Ponte Morandi (foto Ansa) |
Quando settimana
scorsa Matteo Zuppi vescovo di
Bologna ha affermato, commentando il disastroso incidente sulla tangenziale di
Borgo Panigale che aveva provocato grandi danni materiali, ma soltanto due
decessi, che a proteggere la città da danni peggiori era stata la Provvidenza di Dio, molti non hanno
gradito. A parte le ironie di agnostici e scettici vari, anche qualche
sacerdote ha manifestato disagio. «Come prete mi dichiaro ateo di questo “dio”
che a volte c’è, a volte non c’è e a volte, come in questo caso, c’è ma solo a
metà!», ha replicato per esempio don Aldo Antonelli, in passato prete
antiberlusconiano e oggi prete anti-Salvini. «Quando la smetteranno i nostri
vescovi di propagandare questo “deus ex machina” che non è altro che il parto
delle nostre ignoranze e delle nostre paure?».
Molto peggio è andata
al domenicano padre Giovanni Cavalcoli, che due anni fa definì “castigo di Dio”

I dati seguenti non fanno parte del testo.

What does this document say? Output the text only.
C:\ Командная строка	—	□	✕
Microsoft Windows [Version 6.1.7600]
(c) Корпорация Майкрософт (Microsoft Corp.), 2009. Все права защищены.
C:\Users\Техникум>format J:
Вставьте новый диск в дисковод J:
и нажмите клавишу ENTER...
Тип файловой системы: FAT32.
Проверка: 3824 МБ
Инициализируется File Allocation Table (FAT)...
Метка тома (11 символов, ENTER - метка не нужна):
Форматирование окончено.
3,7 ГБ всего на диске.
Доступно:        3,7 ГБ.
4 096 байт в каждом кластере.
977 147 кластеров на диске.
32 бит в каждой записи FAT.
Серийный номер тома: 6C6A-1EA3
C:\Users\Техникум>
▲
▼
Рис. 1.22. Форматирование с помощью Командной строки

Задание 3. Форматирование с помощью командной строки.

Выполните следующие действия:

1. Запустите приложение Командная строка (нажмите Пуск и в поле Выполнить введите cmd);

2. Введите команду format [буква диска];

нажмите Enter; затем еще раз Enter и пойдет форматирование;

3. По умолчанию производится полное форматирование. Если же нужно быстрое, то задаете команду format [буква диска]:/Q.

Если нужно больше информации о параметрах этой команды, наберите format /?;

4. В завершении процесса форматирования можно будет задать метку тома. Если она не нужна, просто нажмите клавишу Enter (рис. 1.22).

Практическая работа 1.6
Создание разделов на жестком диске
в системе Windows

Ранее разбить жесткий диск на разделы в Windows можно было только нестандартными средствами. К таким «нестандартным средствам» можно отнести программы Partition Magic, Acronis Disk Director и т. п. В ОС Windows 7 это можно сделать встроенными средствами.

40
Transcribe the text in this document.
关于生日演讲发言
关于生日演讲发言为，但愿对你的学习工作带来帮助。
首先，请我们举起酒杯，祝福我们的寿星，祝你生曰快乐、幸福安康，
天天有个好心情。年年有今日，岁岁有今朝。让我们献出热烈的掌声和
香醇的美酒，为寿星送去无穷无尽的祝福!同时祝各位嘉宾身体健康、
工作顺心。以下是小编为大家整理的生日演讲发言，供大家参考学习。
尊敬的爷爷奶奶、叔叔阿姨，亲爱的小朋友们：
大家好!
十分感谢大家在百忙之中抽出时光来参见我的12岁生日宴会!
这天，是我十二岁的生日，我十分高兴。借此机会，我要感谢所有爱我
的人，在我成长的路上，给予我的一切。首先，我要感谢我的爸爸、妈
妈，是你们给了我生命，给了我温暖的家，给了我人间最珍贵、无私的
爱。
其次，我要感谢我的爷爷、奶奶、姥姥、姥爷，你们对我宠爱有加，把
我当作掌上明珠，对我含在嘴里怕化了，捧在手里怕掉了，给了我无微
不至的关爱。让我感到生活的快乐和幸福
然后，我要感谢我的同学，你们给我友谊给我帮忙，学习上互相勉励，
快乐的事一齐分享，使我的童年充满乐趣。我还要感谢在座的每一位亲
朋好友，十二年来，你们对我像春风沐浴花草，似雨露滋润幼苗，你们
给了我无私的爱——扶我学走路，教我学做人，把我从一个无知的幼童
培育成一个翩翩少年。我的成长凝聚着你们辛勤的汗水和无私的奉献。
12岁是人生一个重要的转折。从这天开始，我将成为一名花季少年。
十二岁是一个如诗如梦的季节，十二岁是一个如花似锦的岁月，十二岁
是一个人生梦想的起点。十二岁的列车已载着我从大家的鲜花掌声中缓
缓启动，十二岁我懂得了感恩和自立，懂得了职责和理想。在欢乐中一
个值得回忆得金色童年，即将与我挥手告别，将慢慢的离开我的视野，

il terremoto che colpì Norcia, Amatrice e le regioni circostanti, ipotizzando
un suo eventuale collegamento con l’approvazione della legge sulle unioni
civili. Il sacerdote fu ripudiato dai suoi confratelli domenicani, esecrato da
molti vescovi e privato della conduzione di una trasmissione a Radio Maria. Il messaggio è chiaro: Dio non c’entra con
le sciagure, non è la spiegazione della sopravvivenza di alcuni e del decesso
di altri; tenete Dio alla larga dagli avvenimenti catastrofici.
Con questi precedenti,
è prevedibile che nessuno si esporrà in questi giorni per indicare la mano di
Dio nella catastrofe del viadotto Morandi a Genova,
che sia per spiegare il destino di coloro che hanno incredibilmente scampato la
morte o per trovare una ragione alla perdita della vita di tanti.
Ci si limiterà ad affidare all’amore di Dio i morti e
a ricordare che la vita è dono grande e fragile, e per questo va vissuta
rendendo grazie con le parole e con le opere al suo Autore.
Dio non avrebbe nulla
a che fare con l’evento come tale. Eppure nelle nostre orecchie e nel nostro
cuore resterà per sempre il documento visivo e sonoro di quell’uomo che per
quattro volte grida con voce sconvolta “Oh, Dio!”, e la quinta “Dio santo!”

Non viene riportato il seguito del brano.